A. got a flat coming home from his parents' late last night. And the very hot AAA driver (who looked like a dashing comic strip superhero in disguise) wouldn't take our $20 tip.

I got home at midnight, turned on my (relatively new) iBook, and my hard drive had disappeared. Fuck fuck fuck fuck.

And another thing: That New York Times article about September 11 caught me off guard. We saw Ground Zero on our visit to NYC two weeks ago, and I was fine: no tears, emotion of disbelief more than horror. Then I pick up the paper, read a few paragraphs, and suddenly I'm sobbing.

A bad, bad way to start a Sunday morning.

I think what horrifies me the most about 9/11 is imagining what those people must have been thinking in the final moments of their lives. "This can't actually be happening." Their whole world crashing down around them, and they have no way of knowing what else is going on, if it's really the end of the world or just a freak, freak accident, but knowing that they're dying because they're in the wrong place at the wrong time.

I have also become increasingly anxious about the next round.
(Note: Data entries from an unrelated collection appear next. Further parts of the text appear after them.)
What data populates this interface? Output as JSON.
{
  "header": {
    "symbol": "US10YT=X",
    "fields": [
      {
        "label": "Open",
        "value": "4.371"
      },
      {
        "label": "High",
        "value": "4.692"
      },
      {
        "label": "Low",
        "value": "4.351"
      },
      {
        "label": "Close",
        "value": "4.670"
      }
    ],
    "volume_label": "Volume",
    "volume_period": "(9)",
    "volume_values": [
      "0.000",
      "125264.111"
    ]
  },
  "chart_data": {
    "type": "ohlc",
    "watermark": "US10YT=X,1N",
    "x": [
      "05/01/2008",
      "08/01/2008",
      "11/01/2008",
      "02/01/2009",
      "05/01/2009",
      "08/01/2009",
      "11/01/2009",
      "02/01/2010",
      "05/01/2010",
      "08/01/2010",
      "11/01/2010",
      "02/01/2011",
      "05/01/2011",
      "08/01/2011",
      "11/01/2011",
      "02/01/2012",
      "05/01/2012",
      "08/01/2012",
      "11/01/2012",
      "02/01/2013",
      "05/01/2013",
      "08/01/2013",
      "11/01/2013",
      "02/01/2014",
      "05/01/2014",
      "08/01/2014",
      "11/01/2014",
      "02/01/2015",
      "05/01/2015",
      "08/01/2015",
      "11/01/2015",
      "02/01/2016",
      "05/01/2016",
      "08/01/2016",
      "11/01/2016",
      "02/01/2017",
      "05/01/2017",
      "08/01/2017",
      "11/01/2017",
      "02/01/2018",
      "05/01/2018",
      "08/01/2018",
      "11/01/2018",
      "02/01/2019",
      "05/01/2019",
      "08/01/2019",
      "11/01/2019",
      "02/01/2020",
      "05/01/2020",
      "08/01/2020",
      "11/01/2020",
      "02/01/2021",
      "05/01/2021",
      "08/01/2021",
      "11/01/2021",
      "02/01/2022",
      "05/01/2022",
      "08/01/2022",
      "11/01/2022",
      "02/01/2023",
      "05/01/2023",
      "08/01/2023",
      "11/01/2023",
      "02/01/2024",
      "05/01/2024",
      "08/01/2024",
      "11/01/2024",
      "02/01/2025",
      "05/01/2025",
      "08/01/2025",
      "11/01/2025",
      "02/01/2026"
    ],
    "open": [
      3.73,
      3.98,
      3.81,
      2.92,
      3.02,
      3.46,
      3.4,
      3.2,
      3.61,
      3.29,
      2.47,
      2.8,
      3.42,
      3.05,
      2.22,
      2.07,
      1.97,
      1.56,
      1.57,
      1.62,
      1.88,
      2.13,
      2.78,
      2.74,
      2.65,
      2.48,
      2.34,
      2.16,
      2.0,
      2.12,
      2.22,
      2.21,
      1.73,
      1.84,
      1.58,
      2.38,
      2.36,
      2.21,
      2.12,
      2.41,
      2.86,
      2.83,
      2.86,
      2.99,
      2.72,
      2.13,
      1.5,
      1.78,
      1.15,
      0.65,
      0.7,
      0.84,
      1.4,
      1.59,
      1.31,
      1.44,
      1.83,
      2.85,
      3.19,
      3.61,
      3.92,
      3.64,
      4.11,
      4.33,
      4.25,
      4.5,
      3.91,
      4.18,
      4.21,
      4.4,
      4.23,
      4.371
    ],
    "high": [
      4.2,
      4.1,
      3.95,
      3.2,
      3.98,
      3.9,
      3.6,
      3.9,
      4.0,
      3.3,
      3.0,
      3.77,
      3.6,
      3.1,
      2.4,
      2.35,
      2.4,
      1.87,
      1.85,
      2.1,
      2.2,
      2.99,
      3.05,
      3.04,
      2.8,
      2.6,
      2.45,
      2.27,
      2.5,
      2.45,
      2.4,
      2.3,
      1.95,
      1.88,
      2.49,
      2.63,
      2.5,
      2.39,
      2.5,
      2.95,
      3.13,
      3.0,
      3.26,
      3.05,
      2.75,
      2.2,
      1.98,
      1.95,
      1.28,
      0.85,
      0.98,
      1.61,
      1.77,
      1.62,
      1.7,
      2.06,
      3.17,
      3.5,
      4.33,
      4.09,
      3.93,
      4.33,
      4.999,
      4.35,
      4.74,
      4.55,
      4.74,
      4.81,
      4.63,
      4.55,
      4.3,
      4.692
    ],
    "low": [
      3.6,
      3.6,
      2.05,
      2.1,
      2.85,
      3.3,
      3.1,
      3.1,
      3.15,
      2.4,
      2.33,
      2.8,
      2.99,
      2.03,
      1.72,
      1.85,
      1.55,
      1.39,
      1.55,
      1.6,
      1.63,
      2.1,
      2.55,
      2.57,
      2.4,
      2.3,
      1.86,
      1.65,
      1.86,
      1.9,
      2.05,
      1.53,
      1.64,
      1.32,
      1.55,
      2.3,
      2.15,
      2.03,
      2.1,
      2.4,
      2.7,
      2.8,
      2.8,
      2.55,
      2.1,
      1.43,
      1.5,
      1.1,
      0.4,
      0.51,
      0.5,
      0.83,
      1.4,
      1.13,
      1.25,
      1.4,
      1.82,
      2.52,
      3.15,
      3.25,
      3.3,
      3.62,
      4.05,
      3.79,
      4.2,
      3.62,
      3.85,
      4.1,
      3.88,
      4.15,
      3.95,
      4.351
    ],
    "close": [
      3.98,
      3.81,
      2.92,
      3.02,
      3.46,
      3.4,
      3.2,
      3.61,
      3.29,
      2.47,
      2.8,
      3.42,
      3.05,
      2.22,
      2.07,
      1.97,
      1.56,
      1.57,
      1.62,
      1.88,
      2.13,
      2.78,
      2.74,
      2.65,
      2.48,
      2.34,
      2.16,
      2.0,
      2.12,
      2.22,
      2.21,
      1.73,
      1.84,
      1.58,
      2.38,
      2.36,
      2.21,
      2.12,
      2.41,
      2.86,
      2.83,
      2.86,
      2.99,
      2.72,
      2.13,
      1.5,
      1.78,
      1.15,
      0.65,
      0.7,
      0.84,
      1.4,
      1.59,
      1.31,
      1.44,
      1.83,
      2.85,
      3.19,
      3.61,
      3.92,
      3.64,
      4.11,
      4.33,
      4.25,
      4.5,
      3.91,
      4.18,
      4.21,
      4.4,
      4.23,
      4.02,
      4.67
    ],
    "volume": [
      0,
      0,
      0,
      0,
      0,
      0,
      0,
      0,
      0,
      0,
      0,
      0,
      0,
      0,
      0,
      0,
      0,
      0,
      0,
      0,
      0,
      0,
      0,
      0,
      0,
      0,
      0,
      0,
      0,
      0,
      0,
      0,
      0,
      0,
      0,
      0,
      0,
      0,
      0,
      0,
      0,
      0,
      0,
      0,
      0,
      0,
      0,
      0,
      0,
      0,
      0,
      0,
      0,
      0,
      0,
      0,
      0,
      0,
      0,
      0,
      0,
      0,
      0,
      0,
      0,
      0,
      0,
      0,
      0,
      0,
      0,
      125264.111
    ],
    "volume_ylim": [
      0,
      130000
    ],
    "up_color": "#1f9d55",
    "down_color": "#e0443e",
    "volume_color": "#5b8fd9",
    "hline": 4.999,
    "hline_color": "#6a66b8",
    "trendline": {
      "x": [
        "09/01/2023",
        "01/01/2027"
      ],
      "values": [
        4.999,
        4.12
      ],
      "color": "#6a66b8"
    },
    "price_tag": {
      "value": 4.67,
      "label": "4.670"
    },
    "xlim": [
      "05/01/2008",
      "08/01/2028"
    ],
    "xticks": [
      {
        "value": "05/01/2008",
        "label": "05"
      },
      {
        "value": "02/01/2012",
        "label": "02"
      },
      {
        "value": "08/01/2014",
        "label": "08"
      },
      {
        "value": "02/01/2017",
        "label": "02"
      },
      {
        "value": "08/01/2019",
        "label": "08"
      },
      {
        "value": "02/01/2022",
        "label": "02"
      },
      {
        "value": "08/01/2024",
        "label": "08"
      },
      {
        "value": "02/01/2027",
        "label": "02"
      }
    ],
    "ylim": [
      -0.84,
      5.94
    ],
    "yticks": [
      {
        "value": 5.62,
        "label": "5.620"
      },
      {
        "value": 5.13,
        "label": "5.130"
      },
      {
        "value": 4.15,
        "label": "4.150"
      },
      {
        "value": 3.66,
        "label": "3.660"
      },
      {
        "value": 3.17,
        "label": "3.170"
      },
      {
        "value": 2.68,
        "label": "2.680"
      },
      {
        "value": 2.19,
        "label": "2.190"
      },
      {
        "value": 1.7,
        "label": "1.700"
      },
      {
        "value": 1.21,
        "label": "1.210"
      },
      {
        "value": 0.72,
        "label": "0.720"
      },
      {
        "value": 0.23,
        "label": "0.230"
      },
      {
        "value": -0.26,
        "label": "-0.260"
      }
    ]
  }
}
A. has no idea how I truly worry about him. How I am dying inside at the thought of possibly losing him, even though it's such a distant chance that it shouldn't even cross my mind. Yet I fret. I get a little teary about it. If he knew, he'd be really spooked, I think.

Lunchtime ... think I'll go pick up a copy of Norton Utilities and try to salvage my entire life ... er, hard drive.